■ Podiumsdiskussion heute abend: Volksentscheide stärken?
: Nordlichter hinken hinterher

Der Publizist Gerald Häfner ist Mitglied des Bundesvorstandes von „Mehr Demokratie“ und war acht Jahre Bundestagsabgeordneter der Grünen. Zwischen 1990 und 1994 war er Landesvorsitzender der Grünen in Bayern. Der 43-Jährige lebt heute in München.

taz: Ist die Idee der Volksbegehren in der Krise? Es gibt in letzter Zeit Gerichtsentscheidungen, die neuere Errungenschaften wieder zurückdrehen.

Gerald Häfner, Mitglied im Bundesvorstand „Mehr Demokratie“:Ich glaube nicht, dass die Idee in der Krise ist. Im Gegenteil: Die Idee lebt überall in den Bundesländern gewaltig auf. Behörden versuchen zwar, einen Riegel vorzuschieben. Gelegentlich machen auch Gerichtsurteile Einschränkungen. Aber unter dem Strich ist die Entwicklung der letzten Jahre eher ein Beweis für die Lebendigkeit der Idee.

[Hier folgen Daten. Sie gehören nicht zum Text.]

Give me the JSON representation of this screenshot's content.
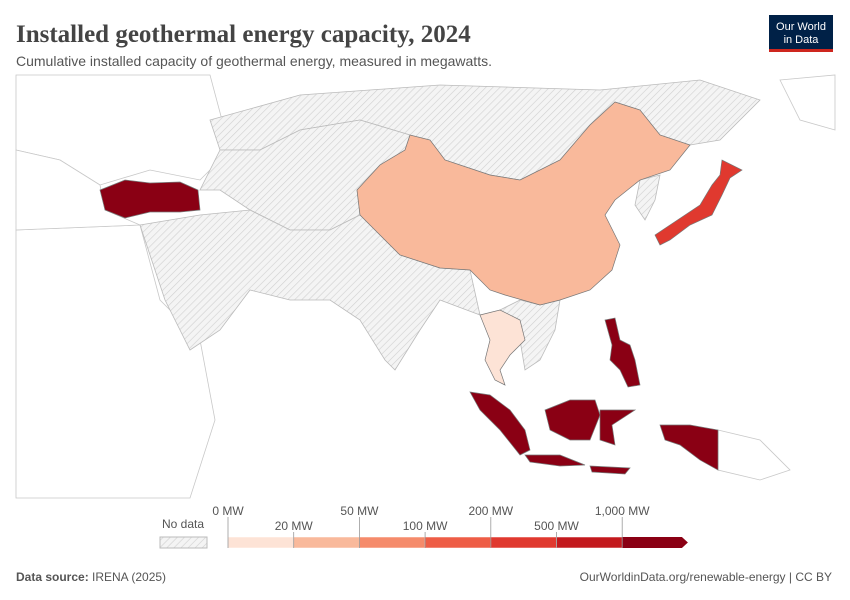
{
  "header": {
    "title": "Installed geothermal energy capacity, 2024",
    "subtitle": "Cumulative installed capacity of geothermal energy, measured in megawatts."
  },
  "logo": {
    "line1": "Our World",
    "line2": "in Data"
  },
  "legend": {
    "no_data": "No data",
    "ticks": [
      "0 MW",
      "20 MW",
      "50 MW",
      "100 MW",
      "200 MW",
      "500 MW",
      "1,000 MW"
    ],
    "colors": [
      "#fde3d6",
      "#f9b99b",
      "#f58b6b",
      "#ee5d46",
      "#e0392f",
      "#c3191d",
      "#8a0014"
    ]
  },
  "footer": {
    "source_label": "Data source:",
    "source": "IRENA (2025)",
    "url": "OurWorldinData.org/renewable-energy | CC BY"
  }
}
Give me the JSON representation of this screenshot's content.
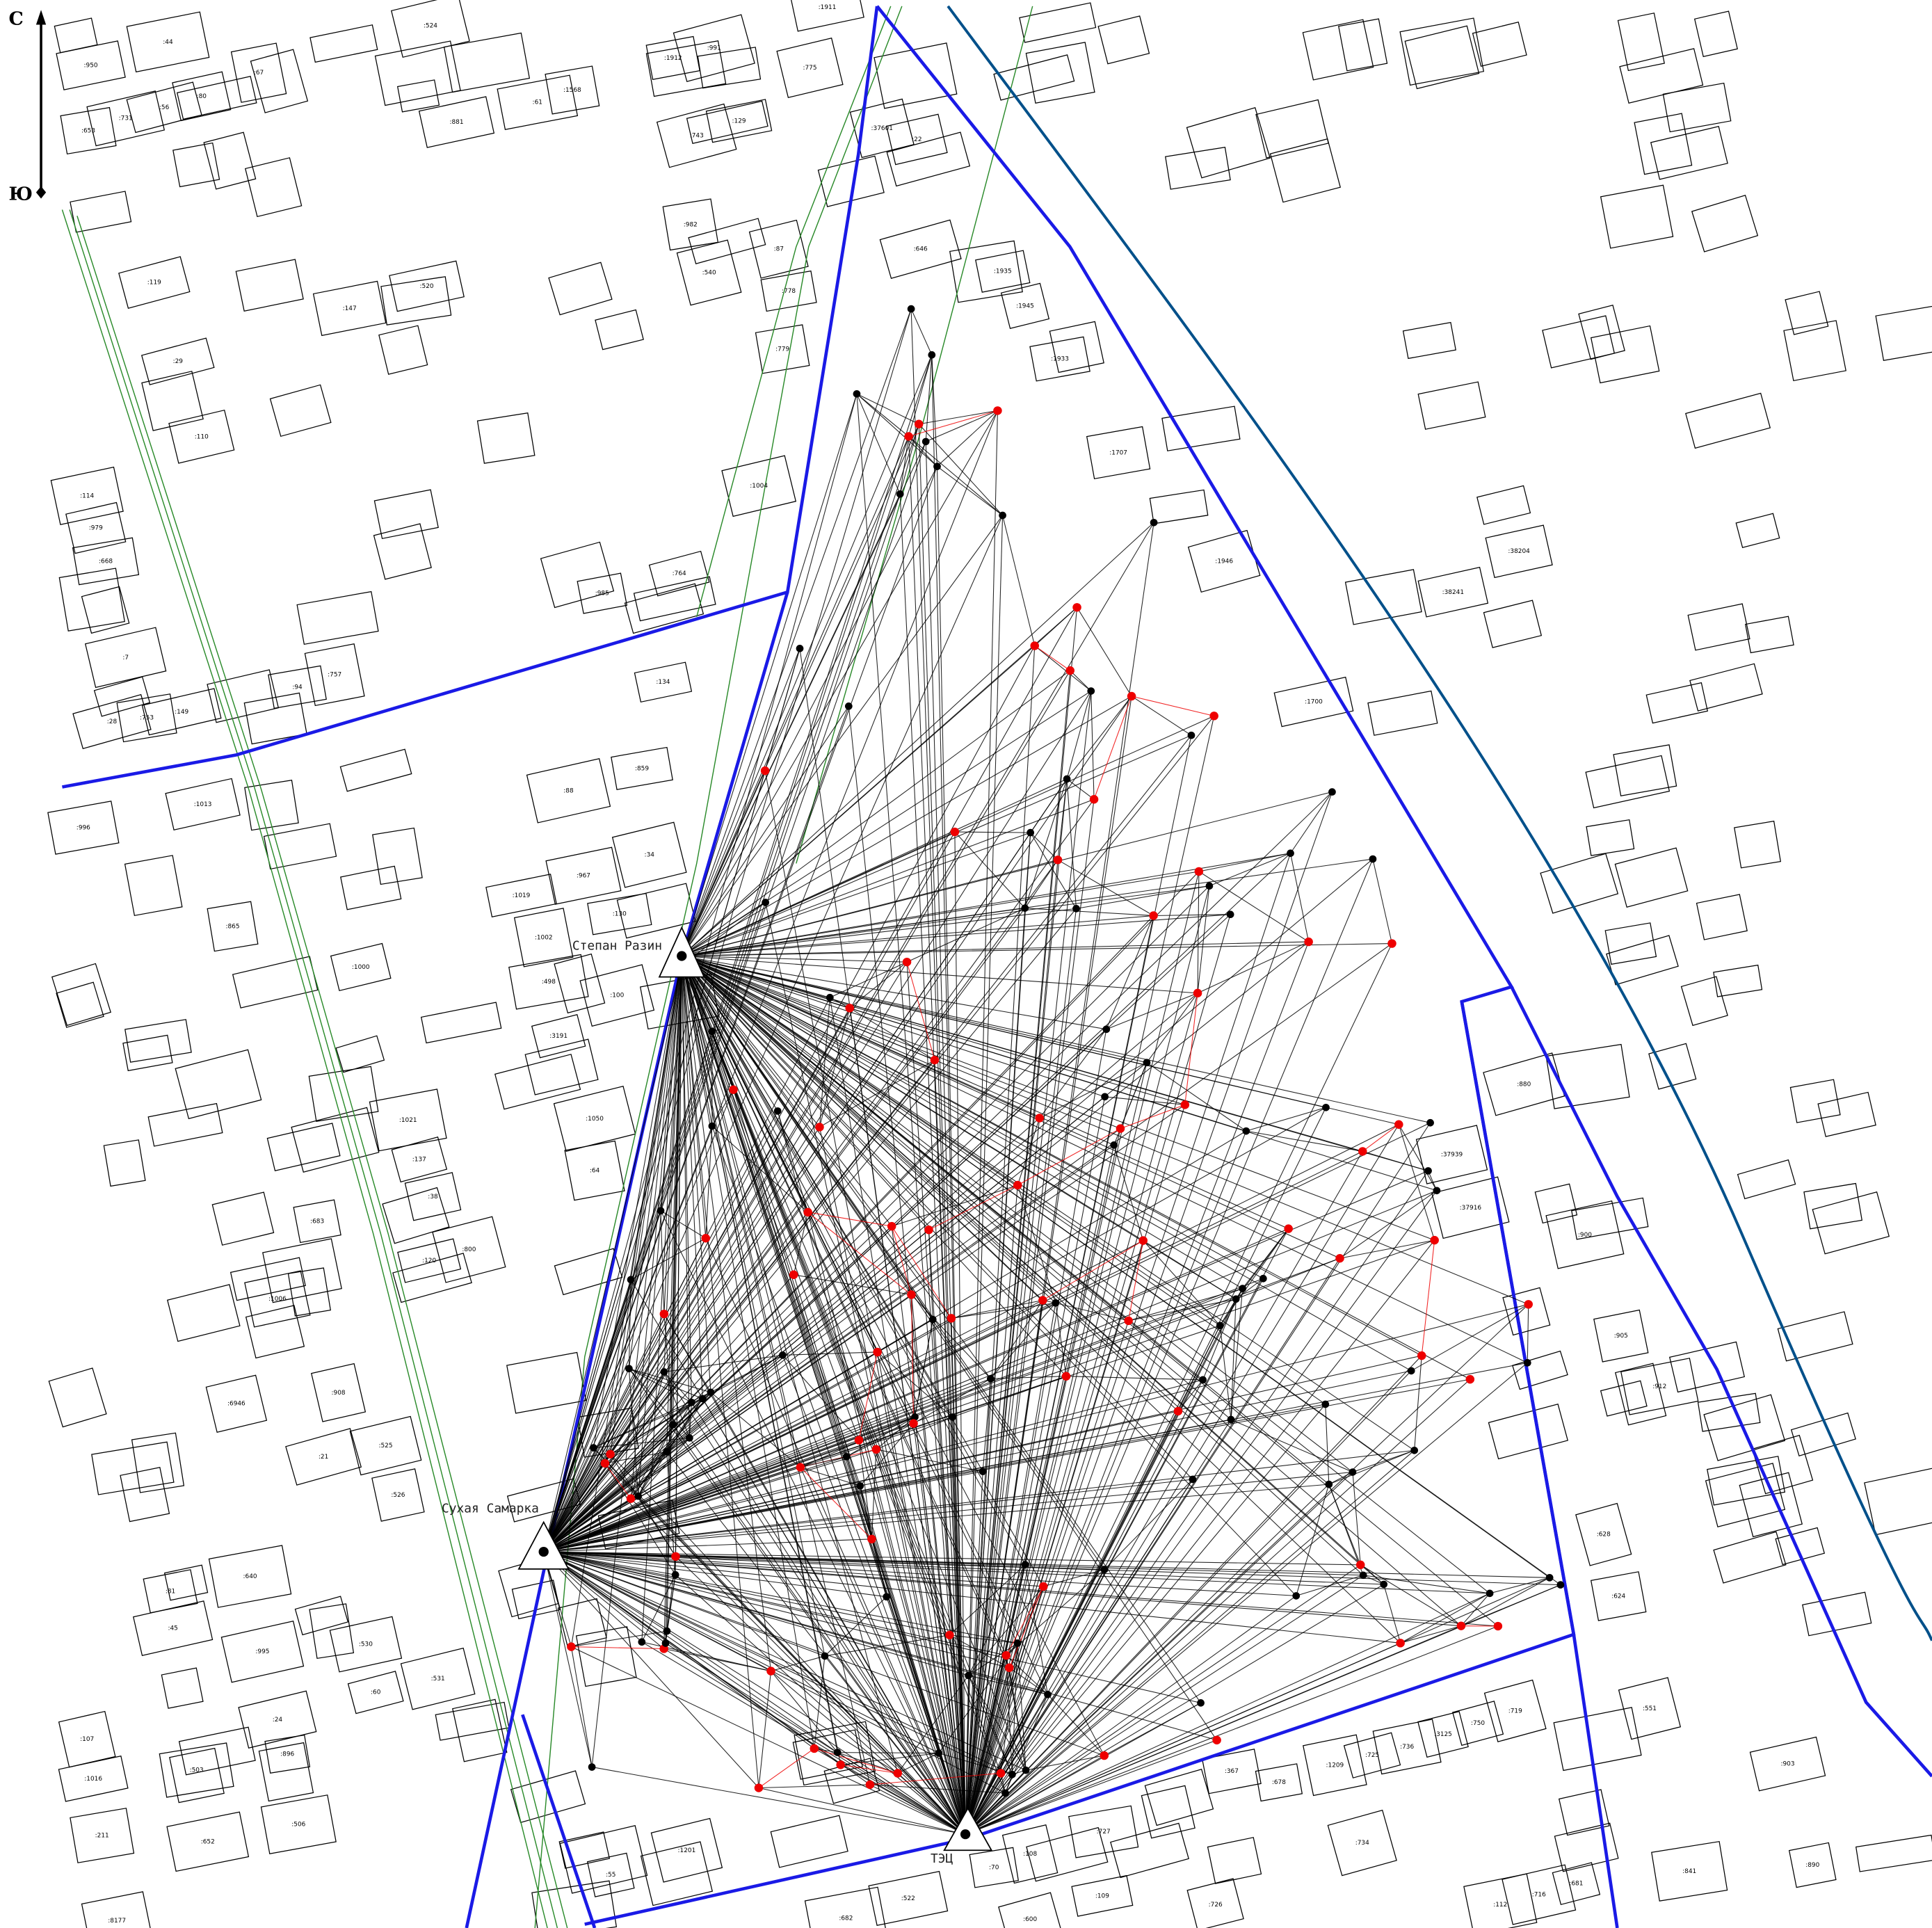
{
  "compass": {
    "north": "С",
    "south": "Ю"
  },
  "stations": [
    "Степан Разин",
    "Сухая Самарка",
    "ТЭЦ"
  ],
  "parcel_labels": [
    ":950",
    ":44",
    ":67",
    ":524",
    ":1911",
    ":1912",
    ":991",
    ":775",
    ":653",
    ":731",
    ":56",
    ":80",
    ":61",
    ":1568",
    ":881",
    ":743",
    ":129",
    ":37601",
    ":22",
    ":646",
    ":1935",
    ":1945",
    ":1933",
    ":1707",
    ":1946",
    ":38204",
    ":38241",
    ":1700",
    ":880",
    ":37939",
    ":37916",
    ":900",
    ":905",
    ":912",
    ":628",
    ":624",
    ":551",
    ":903",
    ":890",
    ":841",
    ":1201",
    ":55",
    ":8177",
    ":211",
    ":1016",
    ":107",
    ":6946",
    ":1000",
    ":865",
    ":996",
    ":1013",
    ":859",
    ":134",
    ":764",
    ":985",
    ":1004",
    ":779",
    ":778",
    ":540",
    ":982",
    ":87",
    ":520",
    ":147",
    ":119",
    ":29",
    ":110",
    ":114",
    ":979",
    ":668",
    ":7",
    ":28",
    ":753",
    ":149",
    ":94",
    ":757",
    ":88",
    ":34",
    ":967",
    ":130",
    ":1019",
    ":1002",
    ":498",
    ":3191",
    ":1050",
    ":64",
    ":100",
    ":1021",
    ":137",
    ":38",
    ":120",
    ":800",
    ":683",
    ":1006",
    ":908",
    ":525",
    ":526",
    ":21",
    ":640",
    ":81",
    ":45",
    ":995",
    ":530",
    ":531",
    ":60",
    ":24",
    ":896",
    ":503",
    ":506",
    ":652",
    ":108",
    ":727",
    ":109",
    ":70",
    ":600",
    ":522",
    ":682",
    ":367",
    ":678",
    ":1209",
    ":725",
    ":736",
    ":3125",
    ":750",
    ":719",
    ":734",
    ":716",
    ":681",
    ":112",
    ":726"
  ]
}
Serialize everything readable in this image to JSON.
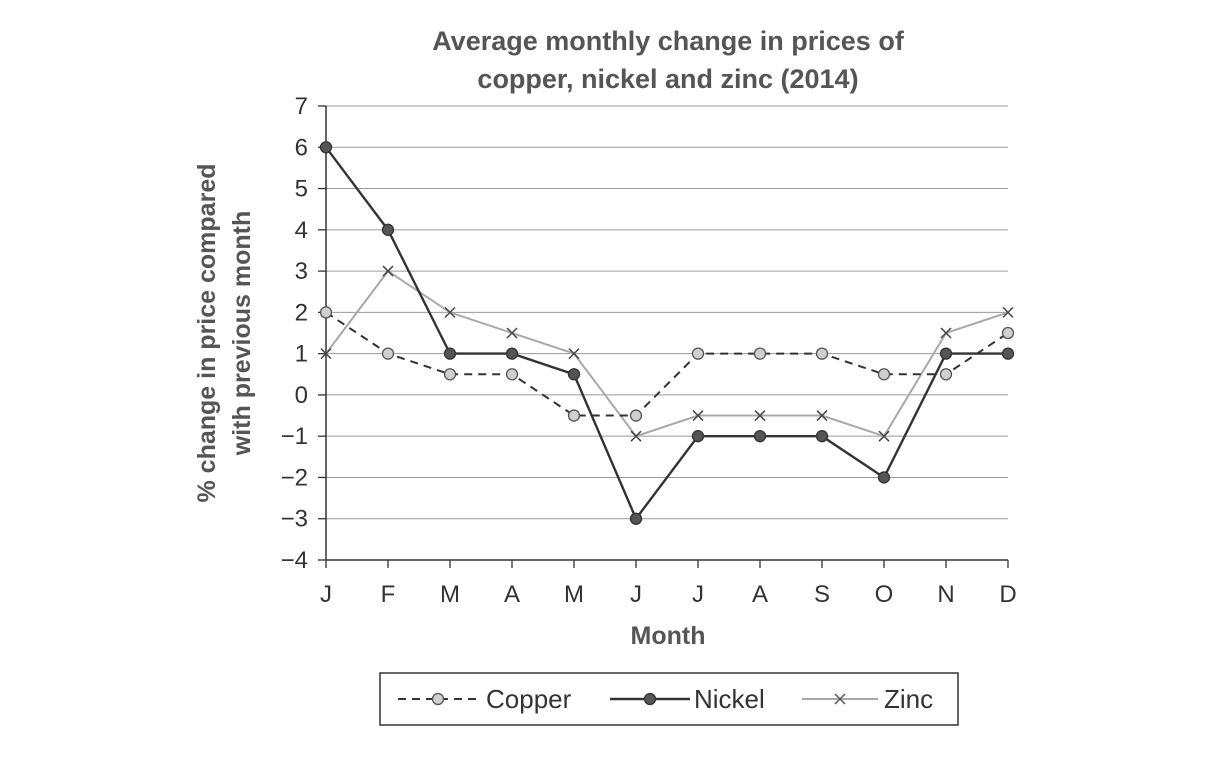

Wo lebt die Idee denn außerhalb von Bayern?

Sie lebt heute in allen Bundesländern, wenn teilweise auch noch in sehr unterentwickelter Form. Bayern ist nicht das einzige, aber sicherlich beste Vorbild. Zum einen weil es die auf Landesebene immer noch verhältnismäßig beste Regelung hat. Zum anderen, weil die Bayern durch ein von unten organisiertes Volksbegehren auch noch die Möglichkeit des Bürgerentscheides auf kommunaler Ebene erstritten haben.

Gibt es entscheidende Unterschiede bei den Bundesländern, was die Einführung von leichteren Volksbegehren angeht?

Hauptprobleme sind: Themenbeschränkungen, oft viel zu hohe Unterschriftenquoren und schließlich die völlig kontraproduktiven Beteiligungs- und Zustimmungsquoren. Diese führen dazu, dass selbst mit deutlicher Mehrheit getroffene Entscheidungen nachträglich wieder wertlos werden, vor allem in den nördlichen Bundesländern. So haben in Hamburg bei einer Wahlbeteiligung von 67 Prozent drei Viertel aller Abstimmenden für die Einführung eines bürgerfreundlichen Volksgesetzes gestimmt. Anschließend teilte der Senat mit, das Volksbegehren sei damit abgelehnt, da das Zustimmungsquorum nicht erfüllt sei. Dies hätte erfordert, dass mindestens 50 Prozent aller Stimmberechtigten eine „Ja“-Stimme abgegeben hätten – ein Ergebnis das so gut wie unerreichbar ist. Das ist auch das Bremer Problem. Fragen: cd

Podiumsdiskussion „Euro, Ökosteuer, Atomausstieg ... Soll das Volk entscheiden?“ im Schlachthof. Beginn: 20 Uhr. Diskussionspartner von Häfner ist CDU-Landeschef Bernd Neumann.